We'll define a function called 'recommend' that takes a movie title as input. It retrieves the index of the movie in the DataFrame, calculates the cosine similarity between the selected movie and all others, sorts them by similarity, and then prints the titles of the 20 most similar movies.

In [29]:
def recommend(movie):
    index = disney_df[disney_df['title'] == movie].index[0]
    distances = sorted(list(enumerate(similarity[index])),reverse=True,key = lambda x: x[1])
    for i in distances[1:21]:
        print(disney_df.iloc[i[0]].title)

# Chapter 4: Tests and Conclusions


In this final stage, we will test our recommendation system with some movie titles to see what it suggests to us.

In [30]:
recommend('Home Alone')

Home Alone 2: Lost in New York
Home Sweet Home Alone
Home Alone 3
I'll Be Home for Christmas
We Bought a Zoo
In Beaver Valley
Mr. Boogedy
The Proud Family Movie
Home on the Range
The Sandlot: Heading Home
Lady and the Tramp
Cheaper by the Dozen 2
George & A.J.
The Happiest Millionaire
Pluto's Christmas Tree
The Haunted Mansion
Tim Burton’s The Nightmare Before Christmas
Mrs. Doubtfire
Jingle All the Way 2
Herbie Rides Again


When we input the movie "Home Alone" into our recommendation system, it suggests some titles related to Christmas, such as "I'll Be Home for Christmas" and "Tim Burton’s The Nightmare Before Christmas", which perfectly aligns with the originally entered film.

In [31]:
recommend("Simpsons Movie")

The Simpsons in Plusaversary
The Good, The Bart, and The Loki
G-Force
Marvel Studios' Ant-Man
Around the World in 80 Days
Planes
The Lion King 1 1/2
Ice Age: Collision Course
A Goofy Movie
Valiant
Toy Story 4
Avatar
Finding Dory
Moana
Pirates of the Caribbean: At World's End
Underdog
The Book of Life
X-Men
Enchanted
Bolt


When we entered "Simpsons Movie" into our recommendation system, it suggested other content from "The Simpsons" and various other compatible titles. However, what caught our attention was the suggestion of "The Good, The Bart, and The Loki," a short film from "The Simpsons" series that does not include the family name in the title. This is a good sign that our tags are functioning effectively.

In [32]:
recommend('Star Wars: The Phantom Menace (Episode I)')

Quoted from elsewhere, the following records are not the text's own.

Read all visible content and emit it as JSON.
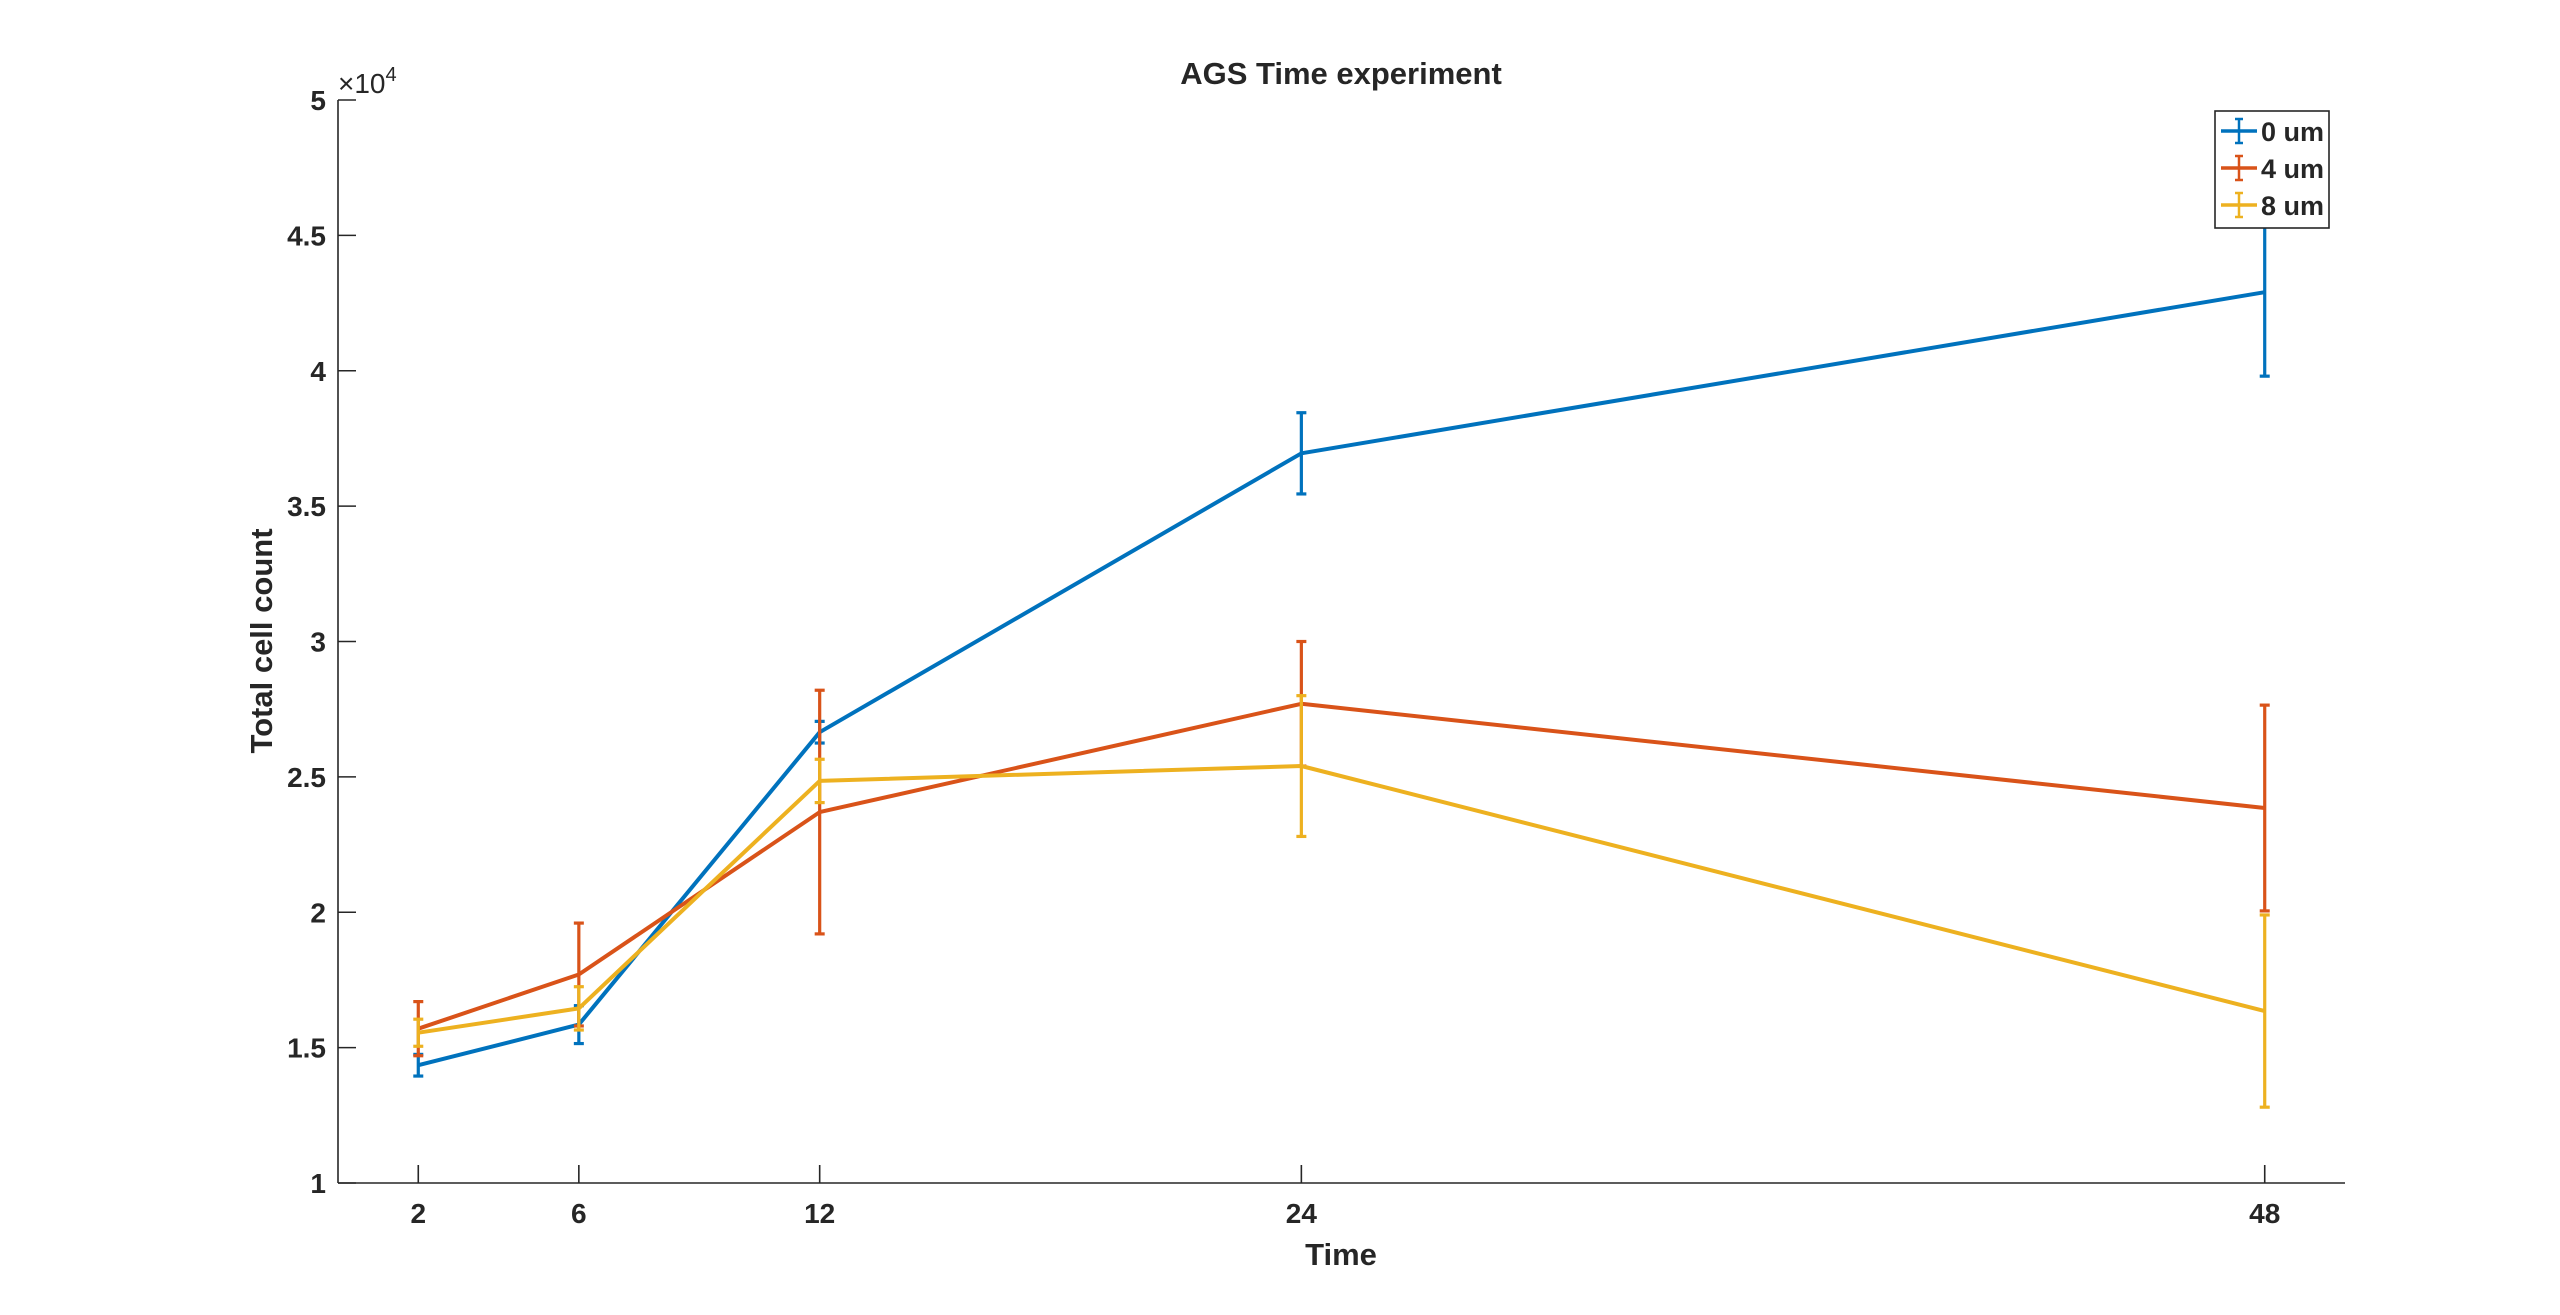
{
  "chart_data": {
    "type": "line",
    "title": "AGS Time experiment",
    "xlabel": "Time",
    "ylabel": "Total cell count",
    "y_exponent_base": "×10",
    "y_exponent_power": "4",
    "x": [
      2,
      6,
      12,
      24,
      48
    ],
    "xlim": [
      0,
      50
    ],
    "ylim": [
      1,
      5
    ],
    "x_ticks": [
      "2",
      "6",
      "12",
      "24",
      "48"
    ],
    "y_ticks": [
      "1",
      "1.5",
      "2",
      "2.5",
      "3",
      "3.5",
      "4",
      "4.5",
      "5"
    ],
    "y_tick_values": [
      1,
      1.5,
      2,
      2.5,
      3,
      3.5,
      4,
      4.5,
      5
    ],
    "grid": false,
    "legend_position": "top-right",
    "series": [
      {
        "name": "0 um",
        "color": "#0072BD",
        "values": [
          1.435,
          1.585,
          2.665,
          3.695,
          4.29
        ],
        "error": [
          0.04,
          0.07,
          0.04,
          0.15,
          0.31
        ]
      },
      {
        "name": "4 um",
        "color": "#D95319",
        "values": [
          1.57,
          1.77,
          2.37,
          2.77,
          2.385
        ],
        "error": [
          0.1,
          0.19,
          0.45,
          0.23,
          0.38
        ]
      },
      {
        "name": "8 um",
        "color": "#EDB120",
        "values": [
          1.555,
          1.645,
          2.485,
          2.54,
          1.635
        ],
        "error": [
          0.05,
          0.08,
          0.08,
          0.26,
          0.355
        ]
      }
    ]
  }
}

Star Wars: Attack of the Clones (Episode II)
Star Wars: Revenge of the Sith (Episode III)
Star Wars: A New Hope (Episode IV)
Star Wars: The Empire Strikes Back (Episode V)
Star Wars: The Rise of Skywalker (Episode IX)
Star Wars: Return of the Jedi (Episode VI)
Star Wars: The Last Jedi (Episode VIII)
Star Wars: The Force Awakens (Episode VII)
Flight of the Navigator
Rogue One: A Star Wars Story
Skyrunners
Solo: A Star Wars Story
LEGO Star Wars: The New Yoda Chronicles – Duel of the Skywalkers
Ewoks: The Battle for Endor
X-Men: The Last Stand
Caravan of Courage: An Ewok Adventure
Percy Jackson & The Olympians: The Lightning Thief
Avatar
The Adventures of Bullwhip Griffin
Marvel Studios' Thor: The Dark World


When testing our system with the title 'Star Wars: The Phantom Menace (Episode I)' it suggests several titles from the franchise, including the spin-offs 'Solo: A Star Wars Story' and 'Rogue One: A Star Wars Story,' as well as 'Caravan of Courage: An Ewok Adventure,' which is part of the franchise.

Apparently, our recommendation system is fulfilling its purpose.